Say eg my library is acting as a producer. Ideally I can check that I am producing 0-N items and that it closes the channel. Analyzing the consumer can be deferred and decoupled, which is good because it may not exist yet.
The issue with SAT/SMT for program verification is it's too much like dark magic. It's acceptable if you can have it generate a proof certificate for the properties you care about and commit these with the Rust source code - but AIUI, generating usable proof certificates for 'unsat' proofs is a hard problem where you might be better off writing out the proof interactively.
Having worked on program verification in the past, Rust looks like the most useful modern language to which formal methods can be applied. Rust's rules eliminate so many of the cases that are hard to formalize.

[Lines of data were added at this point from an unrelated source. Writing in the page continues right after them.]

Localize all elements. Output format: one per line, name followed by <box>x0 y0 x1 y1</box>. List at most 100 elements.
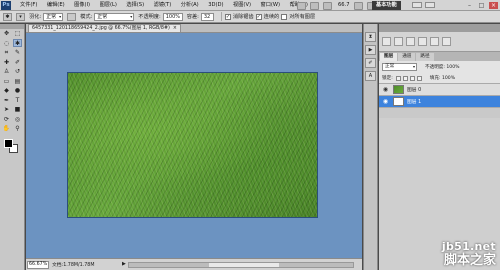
history-panel-icon[interactable]: ⧗ <box>365 32 376 42</box>
menu-filter[interactable]: 滤镜(T) <box>154 0 172 11</box>
menu-view[interactable]: 视图(V) <box>233 0 251 11</box>
menu-select[interactable]: 选择(S) <box>126 0 144 11</box>
workspace-switcher-button[interactable]: 基本功能 <box>372 1 401 10</box>
painting-mode-icon[interactable] <box>425 2 435 8</box>
dodge-tool-icon[interactable]: ● <box>13 87 22 95</box>
magic-wand-tool-icon[interactable]: ✱ <box>13 39 22 48</box>
zoom-field[interactable]: 66.67% <box>27 260 49 269</box>
all-layers-checkbox[interactable] <box>281 13 288 20</box>
actions-panel-icon[interactable]: ▶ <box>365 45 376 55</box>
magic-wand-icon[interactable]: ✱ <box>3 12 12 21</box>
shape-tool-icon[interactable]: ■ <box>13 106 22 114</box>
lock-all-icon[interactable] <box>416 75 422 81</box>
healing-brush-tool-icon[interactable]: ✚ <box>2 58 11 66</box>
close-document-icon[interactable]: × <box>173 26 177 31</box>
history-brush-tool-icon[interactable]: ↺ <box>13 68 22 76</box>
menu-image[interactable]: 图像(I) <box>74 0 90 11</box>
all-layers-label: 对所有图层 <box>289 14 316 20</box>
anti-alias-checkbox[interactable]: ✓ <box>224 13 231 20</box>
blur-tool-icon[interactable]: ◆ <box>2 87 11 95</box>
curves-adjustment-icon[interactable] <box>406 37 415 46</box>
fill-field[interactable]: 填充: 100% <box>430 75 455 81</box>
tool-preset-icon[interactable]: ▾ <box>16 12 25 21</box>
lock-position-icon[interactable] <box>409 75 415 81</box>
collapsed-panel-dock: ⧗ ▶ ✐ A <box>363 24 378 270</box>
layer-row-1[interactable]: ◉ 图层 1 <box>379 96 500 108</box>
opacity-field[interactable]: 100% <box>162 12 183 21</box>
menu-file[interactable]: 文件(F) <box>20 0 37 11</box>
contiguous-checkbox[interactable]: ✓ <box>255 13 262 20</box>
document-tab[interactable]: 6457331_120118659424_2.jpg @ 66.7%(图层 1,… <box>28 24 181 32</box>
document-title: 6457331_120118659424_2.jpg @ 66.7%(图层 1,… <box>32 26 170 31</box>
canvas-area[interactable] <box>26 33 362 258</box>
menu-analysis[interactable]: 分析(A) <box>181 0 199 11</box>
levels-adjustment-icon[interactable] <box>394 37 403 46</box>
hand-tool-icon[interactable] <box>353 1 363 10</box>
tools-panel: ✥ ⬚ ◌ ✱ ⌗ ✎ ✚ ✐ ♙ ↺ ▭ ▤ ◆ ● ✒ T ➤ ■ ⟳ ◎ ✋ ⚲ <box>0 24 25 270</box>
move-tool-icon[interactable]: ✥ <box>2 30 11 38</box>
watermark-text: 脚本之家 <box>443 253 496 268</box>
crop-tool-icon[interactable]: ⌗ <box>2 49 11 57</box>
path-selection-tool-icon[interactable]: ➤ <box>2 106 11 114</box>
gradient-tool-icon[interactable]: ▤ <box>13 77 22 85</box>
zoom-tool-icon[interactable]: ⚲ <box>13 125 22 133</box>
visibility-eye-icon[interactable]: ◉ <box>381 85 390 94</box>
blend-mode-select[interactable]: 正常 ▾ <box>382 63 417 71</box>
menu-window[interactable]: 窗口(W) <box>261 0 281 11</box>
lock-transparency-icon[interactable] <box>395 75 401 81</box>
eyedropper-tool-icon[interactable]: ✎ <box>13 49 22 57</box>
design-mode-icon[interactable] <box>412 2 422 8</box>
type-tool-icon[interactable]: T <box>13 96 22 104</box>
close-button[interactable]: × <box>489 2 498 9</box>
foreground-color-swatch[interactable] <box>4 138 13 148</box>
3d-rotate-tool-icon[interactable]: ⟳ <box>2 115 11 123</box>
feather-select[interactable]: 正常 ▾ <box>43 12 64 21</box>
brush-tool-icon[interactable]: ✐ <box>13 58 22 66</box>
mode-select[interactable]: 正常 ▾ <box>94 12 135 21</box>
3d-camera-tool-icon[interactable]: ◎ <box>13 115 22 123</box>
launch-mini-bridge-icon[interactable] <box>310 1 319 10</box>
swatch-icon[interactable] <box>67 12 77 21</box>
visibility-eye-icon[interactable]: ◉ <box>381 97 390 106</box>
scrollbar-thumb[interactable] <box>209 263 279 267</box>
menu-3d[interactable]: 3D(D) <box>208 0 223 11</box>
minimize-button[interactable]: – <box>465 2 474 9</box>
exposure-adjustment-icon[interactable] <box>418 37 427 46</box>
pen-tool-icon[interactable]: ✒ <box>2 96 11 104</box>
menu-bar: Ps 文件(F) 编辑(E) 图像(I) 图层(L) 选择(S) 滤镜(T) 分… <box>0 0 500 11</box>
status-menu-arrow-icon[interactable]: ▶ <box>122 261 126 267</box>
separator <box>220 12 222 21</box>
document-tab-bar: 6457331_120118659424_2.jpg @ 66.7%(图层 1,… <box>26 24 362 33</box>
horizontal-scrollbar[interactable] <box>128 262 354 268</box>
hand-tool-icon[interactable]: ✋ <box>2 125 11 133</box>
watermark-site: jb51.net <box>441 240 496 253</box>
layer-name[interactable]: 图层 1 <box>407 98 421 105</box>
character-panel-icon[interactable]: A <box>365 71 376 81</box>
lock-pixels-icon[interactable] <box>402 75 408 81</box>
grass-image[interactable] <box>67 72 318 218</box>
layer-opacity-field[interactable]: 不透明度: 100% <box>425 64 460 70</box>
layer-name[interactable]: 图层 0 <box>407 86 421 93</box>
marquee-tool-icon[interactable]: ⬚ <box>13 30 22 38</box>
brush-panel-icon[interactable]: ✐ <box>365 58 376 68</box>
adjustments-panel-header[interactable] <box>379 24 500 32</box>
lasso-tool-icon[interactable]: ◌ <box>2 39 11 47</box>
tab-channels[interactable]: 通道 <box>398 53 416 61</box>
hue-adjustment-icon[interactable] <box>442 37 451 46</box>
zoom-level-readout[interactable]: 66.7 <box>338 1 350 10</box>
menu-edit[interactable]: 编辑(E) <box>47 0 65 11</box>
eraser-tool-icon[interactable]: ▭ <box>2 77 11 85</box>
menu-layer[interactable]: 图层(L) <box>100 0 117 11</box>
brightness-adjustment-icon[interactable] <box>382 37 391 46</box>
restore-button[interactable]: □ <box>477 2 486 9</box>
tab-layers[interactable]: 图层 <box>380 53 398 61</box>
layer-row-0[interactable]: ◉ 图层 0 <box>379 84 500 96</box>
mode-label: 模式: <box>80 14 93 20</box>
clone-stamp-tool-icon[interactable]: ♙ <box>2 68 11 76</box>
launch-bridge-icon[interactable] <box>297 1 306 10</box>
vibrance-adjustment-icon[interactable] <box>430 37 439 46</box>
tab-paths[interactable]: 路径 <box>416 53 434 61</box>
tolerance-field[interactable]: 32 <box>200 12 214 21</box>
view-extras-icon[interactable] <box>323 1 332 10</box>
feather-label: 羽化: <box>29 14 42 20</box>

Big remaining problems involve deadlock analysis, both in the thread sense and in the Rc/borrow sense. Those are somewhat equivalent. I'd like to have static deadlock analysis in Rust. If you had that, I think you could get safe back-pointers, too. If you can prove that all borrow and upgrade calls can't fail, you can eliminate most reference counts. That gives you free interior mutability when that's possible.
The author's comment on provers is interesting. The big problem with theorem provers is that they're developed by people who like to prove theorems. They're in love with the formalism. This leads to a UI disconnect with programmers.
You can knock off most things you have to prove with a SAT solver. But you'll need something heavier for the hard problems. Coq is too manual. The author thinks ACL2 is too functional. Not sure what to do there, but I've been out of this for decades.
Machine learning may help in guiding theorem provers. Most programs aren't that original in terms of control flow and data usage. So inferring a proof plan from other code may work. ML systems can't be trusted to do the proof, but may take over guiding the process.